Ruckidiguu Ruckidiguu – es drückt der Schuh

Auf Sneakers, Turnschuhen und eher flacher Fußbekleidung wandere ich durch mein Leben. Meine Zeiten der körperlichen Streckung durch erzwungenes Stehen und Gehen auf Zehenspitzen sind schon lange vorbei. Als Jungspunt und Frischling auf den nächtlichen und täglichen Pfaden habe ich mir noch ab und an gedacht, dass es der Hübschheit wegen super ist, wenn man auf hohen Absätzen klappert. Das ging, ehrlicherweise, nicht lange. Bequemlichkeit und die Befürchtung, mein Fuß würde sich innerhalb kürzester Zeit zu einem Dreieck formen, hielten mich davon ab, mir allzu oft Stöckelschuhe anzuziehen.
Nun war es anlassbedingt wieder einmal vonnöten, mich bedarfskonform in solches Trippelschuhwerk zu zwängen. Okey, wenn ich ehrlich bin: Ich wollte es auch. Selbstverständlich hätte ich auch mit passenden Glamour-Glitter-Sneakern erscheinen können, aber irgendwie war mir wieder danach, charmante Pumps mit Abendgarderobe auszuführen.

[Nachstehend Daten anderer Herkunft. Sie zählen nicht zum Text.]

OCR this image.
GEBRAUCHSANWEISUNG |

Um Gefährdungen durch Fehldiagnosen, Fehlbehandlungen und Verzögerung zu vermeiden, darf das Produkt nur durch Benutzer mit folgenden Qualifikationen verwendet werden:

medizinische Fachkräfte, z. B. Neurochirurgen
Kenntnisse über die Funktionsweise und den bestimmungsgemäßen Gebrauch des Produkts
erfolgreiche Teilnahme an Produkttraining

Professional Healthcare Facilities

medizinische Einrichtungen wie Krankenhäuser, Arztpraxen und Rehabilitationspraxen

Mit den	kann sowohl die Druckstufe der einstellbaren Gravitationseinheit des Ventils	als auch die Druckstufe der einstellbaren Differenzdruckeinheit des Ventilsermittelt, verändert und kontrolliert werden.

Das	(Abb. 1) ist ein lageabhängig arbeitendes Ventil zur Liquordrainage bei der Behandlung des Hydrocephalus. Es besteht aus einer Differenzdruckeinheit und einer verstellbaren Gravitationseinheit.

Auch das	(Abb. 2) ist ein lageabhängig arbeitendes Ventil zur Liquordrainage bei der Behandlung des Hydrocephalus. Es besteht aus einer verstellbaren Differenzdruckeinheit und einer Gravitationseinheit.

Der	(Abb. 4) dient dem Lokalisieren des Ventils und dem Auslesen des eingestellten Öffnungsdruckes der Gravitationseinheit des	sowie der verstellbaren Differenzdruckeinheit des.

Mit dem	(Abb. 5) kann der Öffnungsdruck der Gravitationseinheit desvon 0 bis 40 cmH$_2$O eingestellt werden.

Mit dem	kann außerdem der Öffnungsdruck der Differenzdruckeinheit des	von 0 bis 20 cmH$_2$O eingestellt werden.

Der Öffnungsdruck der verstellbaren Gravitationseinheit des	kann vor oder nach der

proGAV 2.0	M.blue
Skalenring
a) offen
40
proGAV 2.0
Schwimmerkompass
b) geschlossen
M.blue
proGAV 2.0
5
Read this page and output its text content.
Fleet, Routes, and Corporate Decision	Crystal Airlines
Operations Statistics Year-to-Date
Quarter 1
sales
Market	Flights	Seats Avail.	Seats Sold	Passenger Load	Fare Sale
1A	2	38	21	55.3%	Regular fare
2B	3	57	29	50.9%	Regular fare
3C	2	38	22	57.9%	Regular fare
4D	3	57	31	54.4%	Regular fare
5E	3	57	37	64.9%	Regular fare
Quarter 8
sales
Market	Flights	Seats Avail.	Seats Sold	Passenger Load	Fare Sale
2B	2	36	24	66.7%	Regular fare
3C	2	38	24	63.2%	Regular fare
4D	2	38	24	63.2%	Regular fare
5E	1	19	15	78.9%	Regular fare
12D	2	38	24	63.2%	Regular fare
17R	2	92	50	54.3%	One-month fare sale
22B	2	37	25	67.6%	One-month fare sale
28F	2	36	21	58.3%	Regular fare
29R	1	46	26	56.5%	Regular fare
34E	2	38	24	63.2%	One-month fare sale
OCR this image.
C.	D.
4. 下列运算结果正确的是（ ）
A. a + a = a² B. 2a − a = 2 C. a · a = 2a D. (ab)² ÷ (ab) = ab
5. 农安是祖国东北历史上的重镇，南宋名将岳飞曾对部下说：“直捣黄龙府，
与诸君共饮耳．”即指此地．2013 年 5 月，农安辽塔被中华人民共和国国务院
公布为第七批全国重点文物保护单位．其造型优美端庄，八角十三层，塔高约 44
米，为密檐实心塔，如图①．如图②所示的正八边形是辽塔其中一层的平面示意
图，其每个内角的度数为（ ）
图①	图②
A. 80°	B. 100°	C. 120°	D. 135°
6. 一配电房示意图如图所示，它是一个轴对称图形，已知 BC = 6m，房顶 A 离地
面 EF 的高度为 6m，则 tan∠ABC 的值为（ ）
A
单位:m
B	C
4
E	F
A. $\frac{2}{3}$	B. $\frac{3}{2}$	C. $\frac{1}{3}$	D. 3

Gesagt, getan. Irgendwo im hintersten Winkel meines Schuhkastens befanden sich noch nahezu unberührte Schuhe für den Ausgang. Hineingeschlüpft bin ich, und sie passten noch immer wie angegossen – wie Cinderella fühlte ich mich. Selbstverständlich blendete ich dabei aus, dass mein Fuß seit 34 Jahren nicht mehr wächst und er mir „no na ned“ passen wird, auch fünf Jahre nach dem Kauf. „Jö, die sind sogar superfein!“, trällerte ich und stolzierte durchs Wohnzimmer. Was habe ich bloß gegen Stöckelschuhe?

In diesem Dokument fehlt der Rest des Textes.